Hani ne pahasına olursa olsun inançlarımızdan asla taviz vermeyecektik




Hani inanç ilkelerini, doğru bildiklerimizi önceliklerimizin başına koyacaktık. Hani ne pahasına olursa olsun inançlarımızdan asla taviz vermeyecektik. Allah’a olan imanımızın gereği olarak her şeyde bir hikmet arayacaktık. Dünyaya çok geniş bir bakış açısı olan iman penceresinden bakacaktık.


Ne olursa olsun baktığımız her şeyin arkasındaki gizli eli görmeye çalışacaktık. Zerrelerden galaksilere kadar her şeyin bir kader ölçüsü içinde hareket ettiğinin ve bu nedenle de olağan üstü durumlarda dehşete kapılmamıza gerek olmadığının şuuruna varacaktık.


Öte alemle ilgili işlerimizi, dünya işlerimize tercih edecektik. “dünya geçicidir” gerçeğini tutum ve davranışlarımıza yansıtacaktık. Sönük kafa fenerimizi değil de “dünya”mızın güneşi olan Resulullah’ı(asm) rehber edinecektik.


Her asırda huzur ve barışın yalnız ve yalnız O’nun kutlu mesajında olduğuna inanacaktık. Resûlullah’ın saadet asrındaki eğitimi sayesinde öyle cılız toplumdan nasıl sevgi medeniyeti filizlendiğini, kıyametin kopmasına kadar da bütün asırları ışıtan sevgi kahramanlarının nasıl yetiştiği ise ilgimizin odağı olacaktı.


Resûlullah (asm)’ı sevmeyi Allah’ı sevmenin bir gereği kabul edecektik.Sevgiyi hayatımıza sokacaktık. Her şeye sevgiyle yaklaşacaktık. Ölümü hayatımızın bir parçası kabul edecektik, hatta onu sevecektik. Zor anlarımızda yalnız ve yalnız Allah’a sığınacaktık, başka hiçbir şeyden korkmayacaktık. Musibetlerin karşısında sabredecektik. Allah en büyük dayanağımız olduktan sonra olumsuz şeylerden telaşa düşmeyecektik- yılmayacaktık.


Haksız hiçbir baskıdan korkup bildiğimiz doğrudan şaşmayacaktık. Özgür olacaktık. Özgür olduğumuz kadar, her saniye ve her an kontrol altında tutulduğumuzun şuurunda olacaktık.Asla yalan söylemeyecektik. Aldatmayacaktık, aldanmayacaktık. Bir adım sonra ölüm bile olsa ne birini ne de bir toplumu yanılmayacaktık.


Her zaman doğrunun yanında olacaktık. En yakınımız bile olsa asla haksızdan yana tavır koymayacaktık. Eşit muameleyi ilke haline getirecektik. Hak ve hukuka saygılı olacaktık kusuru başkasında değil nefsimizde arayacaktık. Kardeşimizin kusurunu görmezlikten gelip ayıplarını örtecektik. Kardeşimizi şerefte, makamda, ilgide ve hatta maddi çıkarda nefsimize tercih edecektik.

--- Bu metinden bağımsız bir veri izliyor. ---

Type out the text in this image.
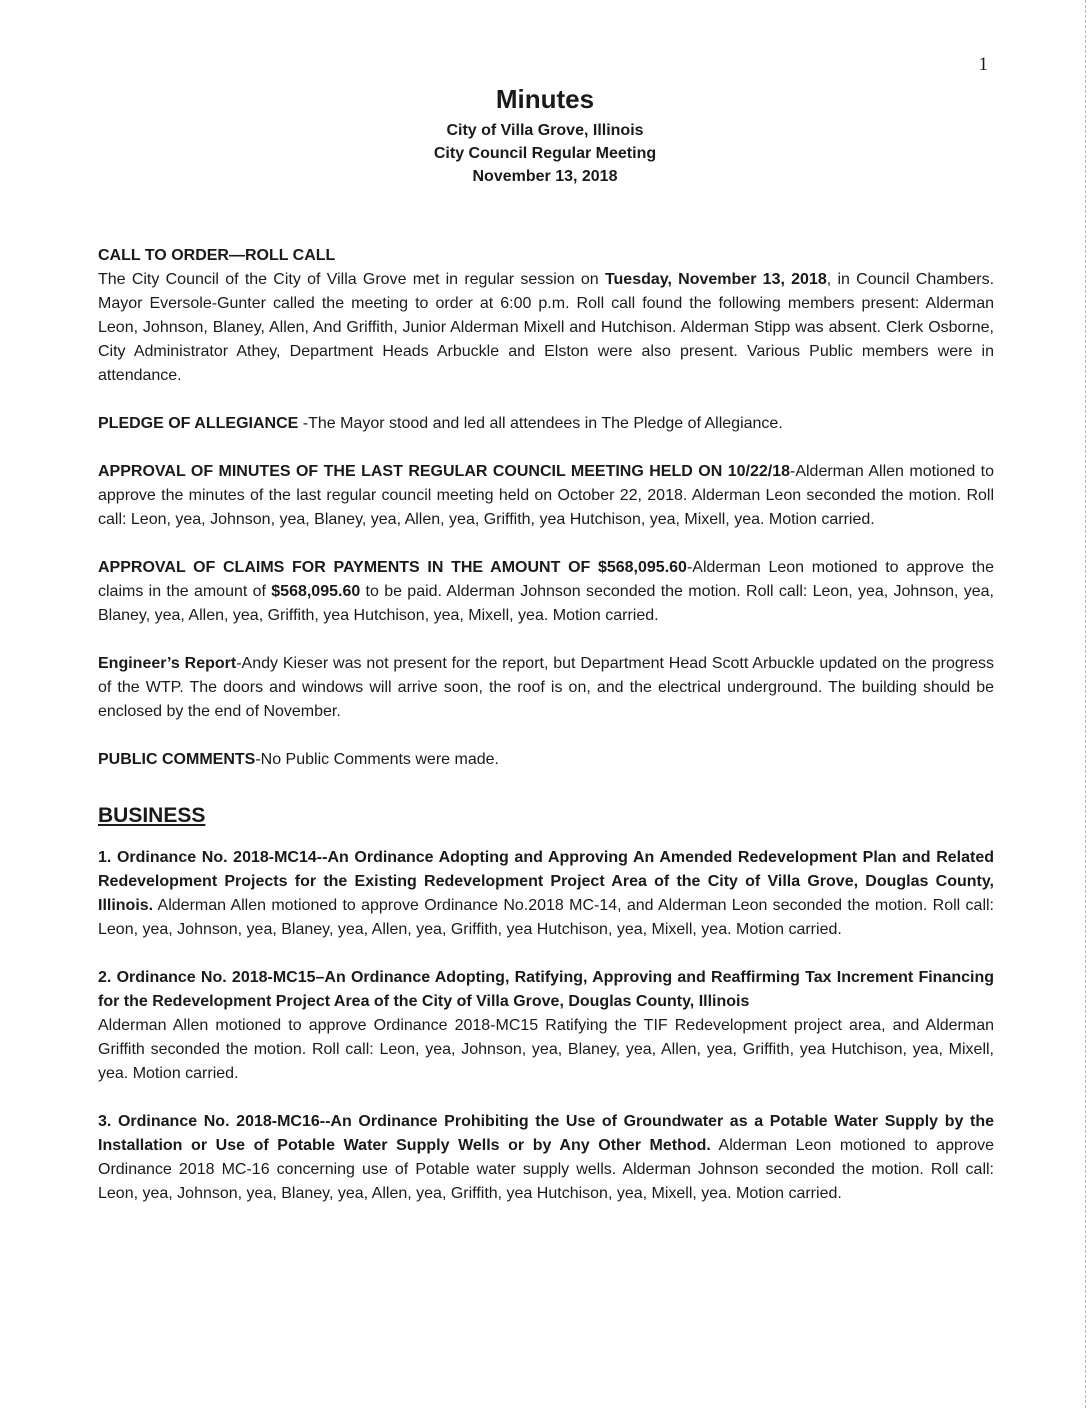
1
Minutes
City of Villa Grove, Illinois
City Council Regular Meeting
November 13, 2018

CALL TO ORDER—ROLL CALL

The City Council of the City of Villa Grove met in regular session on Tuesday, November 13, 2018, in Council Chambers. Mayor Eversole-Gunter called the meeting to order at 6:00 p.m. Roll call found the following members present: Alderman Leon, Johnson, Blaney, Allen, And Griffith, Junior Alderman Mixell and Hutchison. Alderman Stipp was absent. Clerk Osborne, City Administrator Athey, Department Heads Arbuckle and Elston were also present. Various Public members were in attendance.

PLEDGE OF ALLEGIANCE -The Mayor stood and led all attendees in The Pledge of Allegiance.

APPROVAL OF MINUTES OF THE LAST REGULAR COUNCIL MEETING HELD ON 10/22/18-Alderman Allen motioned to approve the minutes of the last regular council meeting held on October 22, 2018. Alderman Leon seconded the motion. Roll call: Leon, yea, Johnson, yea, Blaney, yea, Allen, yea, Griffith, yea Hutchison, yea, Mixell, yea. Motion carried.

APPROVAL OF CLAIMS FOR PAYMENTS IN THE AMOUNT OF $568,095.60-Alderman Leon motioned to approve the claims in the amount of $568,095.60 to be paid. Alderman Johnson seconded the motion. Roll call: Leon, yea, Johnson, yea, Blaney, yea, Allen, yea, Griffith, yea Hutchison, yea, Mixell, yea. Motion carried.

Engineer’s Report-Andy Kieser was not present for the report, but Department Head Scott Arbuckle updated on the progress of the WTP. The doors and windows will arrive soon, the roof is on, and the electrical underground. The building should be enclosed by the end of November.

PUBLIC COMMENTS-No Public Comments were made.

BUSINESS

1. Ordinance No. 2018-MC14--An Ordinance Adopting and Approving An Amended Redevelopment Plan and Related Redevelopment Projects for the Existing Redevelopment Project Area of the City of Villa Grove, Douglas County, Illinois. Alderman Allen motioned to approve Ordinance No.2018 MC-14, and Alderman Leon seconded the motion. Roll call: Leon, yea, Johnson, yea, Blaney, yea, Allen, yea, Griffith, yea Hutchison, yea, Mixell, yea. Motion carried.

2. Ordinance No. 2018-MC15–An Ordinance Adopting, Ratifying, Approving and Reaffirming Tax Increment Financing for the Redevelopment Project Area of the City of Villa Grove, Douglas County, Illinois

Alderman Allen motioned to approve Ordinance 2018-MC15 Ratifying the TIF Redevelopment project area, and Alderman Griffith seconded the motion. Roll call: Leon, yea, Johnson, yea, Blaney, yea, Allen, yea, Griffith, yea Hutchison, yea, Mixell, yea. Motion carried.

3. Ordinance No. 2018-MC16--An Ordinance Prohibiting the Use of Groundwater as a Potable Water Supply by the Installation or Use of Potable Water Supply Wells or by Any Other Method. Alderman Leon motioned to approve Ordinance 2018 MC-16 concerning use of Potable water supply wells. Alderman Johnson seconded the motion. Roll call: Leon, yea, Johnson, yea, Blaney, yea, Allen, yea, Griffith, yea Hutchison, yea, Mixell, yea. Motion carried.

Her canlının rızkı Allah’ın taahhüdü altında olduğuna göre, geçim darlığından telaşa düşmeyecektik. Alçak gönüllü olacaktık, insanlara tepeden bakmayacaktık. Düşkünlere yardım edecektik.Tutuculuğa hiç yer vermeyecektik. Başkalarına toleranslı olacaktık. Kendi düşüncelerimizle övünmeyecek, başkasının fikrini yermeyecektik. Hangi meşrebe sahip olursa olsun herkese kapımızı açacaktık.


Davranışlarımızı başkasını tenkite alet etmeyecektik. Kardeşimizin yaptığı güzel işleri alkışlayacaktık. Özellikle iman davasına sarılmışlarla müfritâne irtibat içinde bulunacaktık. Huzur bozucu ve yararsız kıskançlığa kendimizi kaptırmayacaktık.

Yaptığımızı Allah için yapacaktık. Kudsî davayı omuzlamada başkalarının yardımından son derece memnun olacaktık. Yalnız kendi meşrebimizi hak bilmeyecektik. Başkalarının görüşlerine de saygılı olacaktık haykırılan her hakikati her zeminde alkışlayacaktık.

Başkalarıyla tartışmaya girmeyecektik. İstenildiğinde fikrimizi açık açık söylemekten çekinmeyecektik. Ümitsizliğe düşmeyecektik ve sabredecektik. Zorluklardan asla çekinmeyecektik. Yaptığımız kusurlardan içten utanacaktık. Günahlardan tövbeye sarılacaktık.Ve yarınları kurmaya bütün ümidimizle hazır olacaktık.